Cuda 4.0 decreases speed?

I have Cuda 2.2 installed on another computer(Vista). If I compile on this other computer, the results are 10-20% faster than on my new Windows 7 Cuda 4.0 computer. I’m very sure I use the same options. Where could be the problem?

Are you running 64-bit Windows 7? If that is the case, at least one source of your problem could be that the Cuda 4.0 compiler is using 64-bit addressing, which will end up eating up more registers for memory addresses, while using a slightly higher number of dynamic instructions for address arithmetic.

I’ve been having problems with the 64/32-bit addressing slowing things down lately, so this could be more of a case of me projecting my issues here, but you should be able to check this out by determining if your 2.2 version is register bound.
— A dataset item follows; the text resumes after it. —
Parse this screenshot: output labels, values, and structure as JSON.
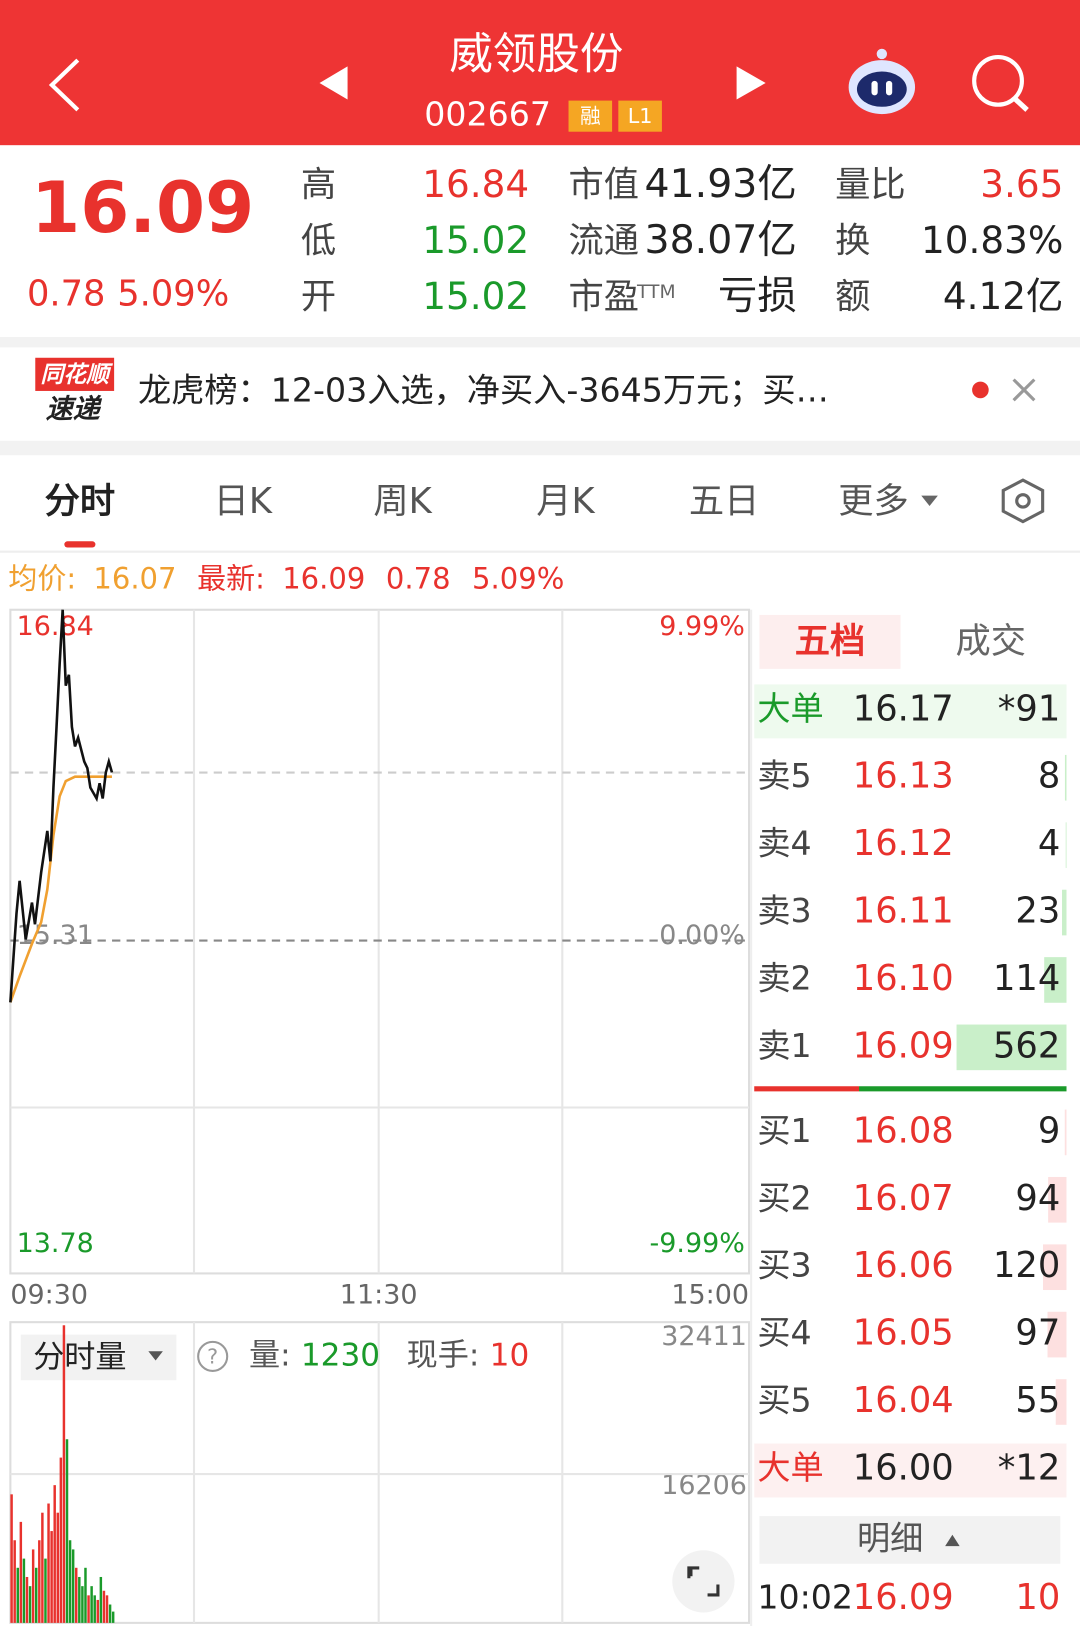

If that is the case, their decreased availability with the 4.0 version could quite possibly slow things down by 10%.

Another possibility is that changes to the nvcc compiler have caused your code to come together less efficiently than before, but 20% seems like a big jump.
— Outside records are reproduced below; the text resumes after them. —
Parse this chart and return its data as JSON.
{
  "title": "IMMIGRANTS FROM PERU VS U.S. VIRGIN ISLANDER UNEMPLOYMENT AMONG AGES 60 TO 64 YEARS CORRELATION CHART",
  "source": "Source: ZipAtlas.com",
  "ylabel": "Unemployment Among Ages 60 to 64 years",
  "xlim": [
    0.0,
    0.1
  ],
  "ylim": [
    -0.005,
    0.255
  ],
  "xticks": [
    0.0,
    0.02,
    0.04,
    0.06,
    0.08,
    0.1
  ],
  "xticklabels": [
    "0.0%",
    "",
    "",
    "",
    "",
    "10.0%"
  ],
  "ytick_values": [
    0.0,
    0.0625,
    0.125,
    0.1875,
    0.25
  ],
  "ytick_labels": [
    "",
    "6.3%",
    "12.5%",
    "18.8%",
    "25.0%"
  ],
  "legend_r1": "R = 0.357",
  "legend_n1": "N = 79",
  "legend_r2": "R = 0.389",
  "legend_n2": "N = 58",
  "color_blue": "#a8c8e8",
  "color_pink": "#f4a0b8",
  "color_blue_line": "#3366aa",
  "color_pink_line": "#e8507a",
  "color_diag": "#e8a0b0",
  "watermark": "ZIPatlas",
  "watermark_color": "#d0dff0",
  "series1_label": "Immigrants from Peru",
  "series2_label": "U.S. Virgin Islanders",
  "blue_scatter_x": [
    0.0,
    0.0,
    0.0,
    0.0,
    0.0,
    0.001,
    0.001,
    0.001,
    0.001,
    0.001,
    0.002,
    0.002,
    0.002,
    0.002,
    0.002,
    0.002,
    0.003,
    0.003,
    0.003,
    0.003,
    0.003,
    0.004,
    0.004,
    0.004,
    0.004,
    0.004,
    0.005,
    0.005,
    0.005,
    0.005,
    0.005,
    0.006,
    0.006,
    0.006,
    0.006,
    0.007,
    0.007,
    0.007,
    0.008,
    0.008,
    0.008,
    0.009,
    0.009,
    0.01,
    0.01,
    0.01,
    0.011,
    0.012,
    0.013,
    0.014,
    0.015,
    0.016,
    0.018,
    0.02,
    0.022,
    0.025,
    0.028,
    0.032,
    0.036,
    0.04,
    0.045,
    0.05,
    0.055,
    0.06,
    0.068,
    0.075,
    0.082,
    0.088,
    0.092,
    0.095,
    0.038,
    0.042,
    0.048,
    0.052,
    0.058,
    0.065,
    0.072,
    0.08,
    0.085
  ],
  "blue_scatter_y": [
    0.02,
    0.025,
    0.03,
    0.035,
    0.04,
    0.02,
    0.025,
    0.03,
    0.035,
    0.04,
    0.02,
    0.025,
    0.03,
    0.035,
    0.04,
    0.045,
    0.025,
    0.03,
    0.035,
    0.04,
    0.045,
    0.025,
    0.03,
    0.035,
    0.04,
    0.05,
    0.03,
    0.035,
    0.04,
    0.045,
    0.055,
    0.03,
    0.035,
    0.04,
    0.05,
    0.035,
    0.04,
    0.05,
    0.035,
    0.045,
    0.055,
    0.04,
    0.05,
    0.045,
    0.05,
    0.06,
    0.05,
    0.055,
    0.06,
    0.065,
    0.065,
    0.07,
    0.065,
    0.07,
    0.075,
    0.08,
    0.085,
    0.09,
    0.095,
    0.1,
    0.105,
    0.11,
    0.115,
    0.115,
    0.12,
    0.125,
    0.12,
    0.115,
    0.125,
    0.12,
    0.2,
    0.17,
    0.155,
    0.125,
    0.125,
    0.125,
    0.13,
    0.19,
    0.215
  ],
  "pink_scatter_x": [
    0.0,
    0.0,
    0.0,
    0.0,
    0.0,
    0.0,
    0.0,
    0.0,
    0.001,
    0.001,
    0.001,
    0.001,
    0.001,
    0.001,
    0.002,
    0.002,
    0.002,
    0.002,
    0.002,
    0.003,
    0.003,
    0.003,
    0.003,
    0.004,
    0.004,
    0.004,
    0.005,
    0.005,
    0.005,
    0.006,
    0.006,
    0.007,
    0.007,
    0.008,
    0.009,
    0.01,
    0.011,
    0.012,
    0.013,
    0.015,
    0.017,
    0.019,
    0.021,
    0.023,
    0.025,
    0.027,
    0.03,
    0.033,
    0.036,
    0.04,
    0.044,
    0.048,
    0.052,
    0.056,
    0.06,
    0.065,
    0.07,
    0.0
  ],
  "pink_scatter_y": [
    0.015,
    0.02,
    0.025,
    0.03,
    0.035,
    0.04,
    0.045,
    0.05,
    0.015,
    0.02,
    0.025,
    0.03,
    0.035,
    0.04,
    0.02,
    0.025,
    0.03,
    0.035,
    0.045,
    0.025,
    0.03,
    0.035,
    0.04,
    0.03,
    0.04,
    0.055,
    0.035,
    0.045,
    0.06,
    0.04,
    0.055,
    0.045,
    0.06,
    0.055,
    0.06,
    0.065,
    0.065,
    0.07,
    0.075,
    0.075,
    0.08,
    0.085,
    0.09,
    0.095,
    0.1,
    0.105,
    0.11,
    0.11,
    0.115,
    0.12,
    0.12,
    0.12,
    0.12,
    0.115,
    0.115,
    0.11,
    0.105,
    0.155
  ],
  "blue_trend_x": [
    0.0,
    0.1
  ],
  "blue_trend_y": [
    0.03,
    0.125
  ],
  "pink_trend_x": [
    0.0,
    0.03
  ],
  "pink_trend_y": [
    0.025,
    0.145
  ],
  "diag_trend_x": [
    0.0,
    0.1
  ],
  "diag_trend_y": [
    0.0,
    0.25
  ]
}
kleboeuf, THANKS A LOT for your answer!(Sincerely didn’t expect one anymore) External Image

My old Vista-Computer is indeed 32-bit. While the new Windows 7 one is 64-bit.

But what do you mean by “you should be able to check this out by determining if your 2.2 version is register bound”?
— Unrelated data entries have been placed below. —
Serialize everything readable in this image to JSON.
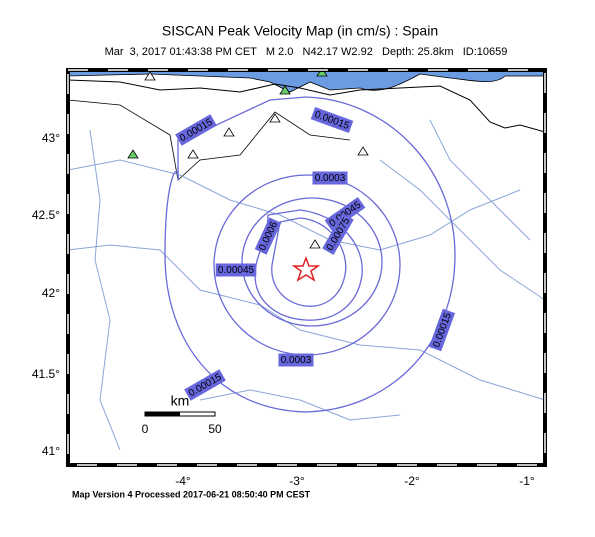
{
  "header": {
    "title": "SISCAN Peak Velocity Map (in cm/s) : Spain",
    "subtitle": "Mar  3, 2017 01:43:38 PM CET   M 2.0   N42.17 W2.92   Depth: 25.8km   ID:10659"
  },
  "map": {
    "lat_labels": [
      "43°",
      "42.5°",
      "42°",
      "41.5°",
      "41°"
    ],
    "lon_labels": [
      "-4°",
      "-3°",
      "-2°",
      "-1°"
    ],
    "contour_labels": [
      "0.00015",
      "0.00015",
      "0.0003",
      "0.00045",
      "0.0006",
      "0.00075",
      "0.00045",
      "0.0003",
      "0.00015",
      "0.00015"
    ],
    "scale": {
      "unit": "km",
      "start": "0",
      "end": "50"
    }
  },
  "footer": "Map Version 4 Processed 2017-06-21 08:50:40 PM CEST"
}
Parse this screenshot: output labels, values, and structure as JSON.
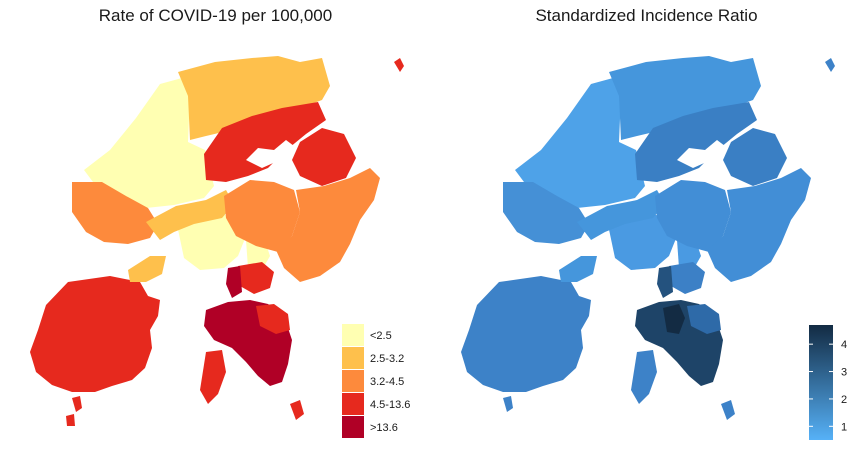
{
  "left_map": {
    "title": "Rate of COVID-19 per 100,000",
    "legend": [
      {
        "label": "<2.5",
        "color": "#ffffb2"
      },
      {
        "label": "2.5-3.2",
        "color": "#fec04c"
      },
      {
        "label": "3.2-4.5",
        "color": "#fd8a3c"
      },
      {
        "label": "4.5-13.6",
        "color": "#e6291e"
      },
      {
        "label": ">13.6",
        "color": "#b00026"
      }
    ]
  },
  "right_map": {
    "title": "Standardized Incidence Ratio",
    "legend": {
      "ticks": [
        "1",
        "2",
        "3",
        "4"
      ],
      "tick_values": [
        1,
        2,
        3,
        4
      ],
      "range": [
        0.5,
        4.7
      ],
      "color_low": "#56b1f7",
      "color_high": "#132b43"
    }
  }
}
I’m not used to working in a Windows environment myself, but you should be able to set some verbose options on the nvcc compiler to have it report your register usage. For example, in linux the command would be: nvcc --ptxas-options -v (…)

You can use the register usage as an input to the Cuda Occupancy Calculator along with your other parameters (number of blocks, threads, the GPU you are using, etc.), and it will help you find out if the number of available registers is what’s holding you back.

If that is indeed the case, I wouldn’t be surprised at all to find that you take a performance hit going from the 32-bit addressing to 64, as that will eat up some of your precious registers.

Again, I’m not sure how to go about doing this in your development environment, but you should be able to target a 32-bit platform in Windows7-x64, that way you can see for certain if that was affecting things: compile for 32-bit Windows, run your program, and see if that helps.

Good luck!